La naissance de l'Eglise Saint-Matthieu

Le 21 novembre 1965, la première pierre de Saint Matthieu a été posée. Comment a été décidée, conçue et construite l'église Saint Matthieu ? le pasteur Ernest Mathis, premier pasteur de la paroisse, raconte.

Dans les années 50, au 2 rue du Conseil des Quinze, on était plutôt perçu comme une secte. La poignée d'hommes et de femmes qui s'y réunissait comprit vite qu'il lui fallait un lieu de culte, si l’Église en ce lieu voulait prendre son essor et s'ouvrir plus largement à son entourage. La décision du Directoire de l'ECAAL de combiner la création d'une nouvelle paroisse avec la construction d'un ensemble paroissial s'avérait concrètement comme légitime et opportune.

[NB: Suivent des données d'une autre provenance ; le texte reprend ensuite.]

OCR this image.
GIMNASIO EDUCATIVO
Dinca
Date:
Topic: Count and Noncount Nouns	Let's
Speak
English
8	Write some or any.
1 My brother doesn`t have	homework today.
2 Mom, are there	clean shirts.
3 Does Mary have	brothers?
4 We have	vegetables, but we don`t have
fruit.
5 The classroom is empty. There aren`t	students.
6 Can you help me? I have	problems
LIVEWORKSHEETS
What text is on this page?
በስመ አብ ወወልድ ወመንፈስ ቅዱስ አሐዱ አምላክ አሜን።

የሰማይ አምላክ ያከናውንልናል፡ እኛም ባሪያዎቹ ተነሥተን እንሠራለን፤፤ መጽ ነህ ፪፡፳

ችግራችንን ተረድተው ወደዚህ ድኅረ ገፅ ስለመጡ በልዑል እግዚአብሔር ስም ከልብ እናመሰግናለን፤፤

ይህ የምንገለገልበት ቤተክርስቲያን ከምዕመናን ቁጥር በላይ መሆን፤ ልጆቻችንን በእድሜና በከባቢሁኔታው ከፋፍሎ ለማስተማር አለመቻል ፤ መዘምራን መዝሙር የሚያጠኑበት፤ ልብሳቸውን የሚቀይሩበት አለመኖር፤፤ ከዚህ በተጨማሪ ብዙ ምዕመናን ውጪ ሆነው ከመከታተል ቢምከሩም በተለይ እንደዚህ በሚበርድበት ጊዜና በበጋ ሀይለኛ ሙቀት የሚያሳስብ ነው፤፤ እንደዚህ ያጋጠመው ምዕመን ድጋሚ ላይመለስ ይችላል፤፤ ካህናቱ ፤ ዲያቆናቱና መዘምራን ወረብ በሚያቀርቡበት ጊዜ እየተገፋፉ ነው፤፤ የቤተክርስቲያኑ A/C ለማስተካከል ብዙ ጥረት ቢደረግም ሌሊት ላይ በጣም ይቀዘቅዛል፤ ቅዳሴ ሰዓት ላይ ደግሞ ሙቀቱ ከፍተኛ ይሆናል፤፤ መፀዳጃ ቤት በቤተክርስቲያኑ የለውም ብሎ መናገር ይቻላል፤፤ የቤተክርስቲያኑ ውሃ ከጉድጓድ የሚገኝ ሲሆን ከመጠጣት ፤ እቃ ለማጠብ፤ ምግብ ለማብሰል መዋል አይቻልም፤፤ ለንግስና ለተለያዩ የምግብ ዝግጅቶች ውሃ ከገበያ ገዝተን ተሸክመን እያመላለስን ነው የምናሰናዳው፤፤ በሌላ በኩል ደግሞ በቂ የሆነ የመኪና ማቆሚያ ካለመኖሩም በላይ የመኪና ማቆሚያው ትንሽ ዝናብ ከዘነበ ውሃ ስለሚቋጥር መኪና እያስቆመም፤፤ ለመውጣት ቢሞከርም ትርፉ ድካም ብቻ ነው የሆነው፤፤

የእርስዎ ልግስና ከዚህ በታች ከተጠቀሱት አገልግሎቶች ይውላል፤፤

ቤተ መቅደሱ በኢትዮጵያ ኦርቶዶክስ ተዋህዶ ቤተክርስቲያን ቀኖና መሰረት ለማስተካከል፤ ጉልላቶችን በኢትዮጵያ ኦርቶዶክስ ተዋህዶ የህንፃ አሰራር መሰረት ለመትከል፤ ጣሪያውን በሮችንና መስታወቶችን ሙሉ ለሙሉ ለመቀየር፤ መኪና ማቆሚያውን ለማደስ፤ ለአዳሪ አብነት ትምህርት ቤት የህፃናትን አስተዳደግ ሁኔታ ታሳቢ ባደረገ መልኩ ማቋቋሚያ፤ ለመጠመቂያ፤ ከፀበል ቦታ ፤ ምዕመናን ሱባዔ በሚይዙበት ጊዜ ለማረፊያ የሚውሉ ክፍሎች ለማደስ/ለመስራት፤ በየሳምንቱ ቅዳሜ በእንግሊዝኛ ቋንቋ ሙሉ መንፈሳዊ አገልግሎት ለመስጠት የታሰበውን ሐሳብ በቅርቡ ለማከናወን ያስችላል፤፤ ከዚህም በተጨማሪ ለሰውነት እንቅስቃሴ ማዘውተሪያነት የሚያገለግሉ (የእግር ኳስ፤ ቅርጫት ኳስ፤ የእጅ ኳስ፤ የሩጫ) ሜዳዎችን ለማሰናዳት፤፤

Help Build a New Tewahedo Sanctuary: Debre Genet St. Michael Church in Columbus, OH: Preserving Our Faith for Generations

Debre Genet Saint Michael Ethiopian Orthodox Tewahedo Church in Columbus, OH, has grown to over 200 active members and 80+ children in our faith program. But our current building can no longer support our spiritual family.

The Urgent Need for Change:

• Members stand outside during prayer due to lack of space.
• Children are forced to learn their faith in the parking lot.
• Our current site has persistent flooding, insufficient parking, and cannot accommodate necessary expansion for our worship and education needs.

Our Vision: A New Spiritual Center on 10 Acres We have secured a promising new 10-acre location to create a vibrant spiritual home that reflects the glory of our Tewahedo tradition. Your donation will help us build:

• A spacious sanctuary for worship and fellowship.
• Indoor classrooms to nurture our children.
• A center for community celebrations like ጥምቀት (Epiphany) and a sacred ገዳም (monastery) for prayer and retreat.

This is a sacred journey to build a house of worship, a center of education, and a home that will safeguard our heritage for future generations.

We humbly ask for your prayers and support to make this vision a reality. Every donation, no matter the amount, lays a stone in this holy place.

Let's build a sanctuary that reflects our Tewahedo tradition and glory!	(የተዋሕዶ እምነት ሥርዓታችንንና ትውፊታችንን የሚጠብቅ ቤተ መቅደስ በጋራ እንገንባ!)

Quel nom donner à l'enfant ?

Soirée chargée d'émotion et d'affectivité de toutes sortes. Nous avons passé en revue les colonnes de l’Église, revu les thèmes fondamentaux de la foi. J'avais pensé personnellement au geste symbolique de l'apôtre André qui amena son frère Simon à Jésus. Mais l'assemblée déclina cette proposition et retint finalement le nom de l'évangéliste Matthieu.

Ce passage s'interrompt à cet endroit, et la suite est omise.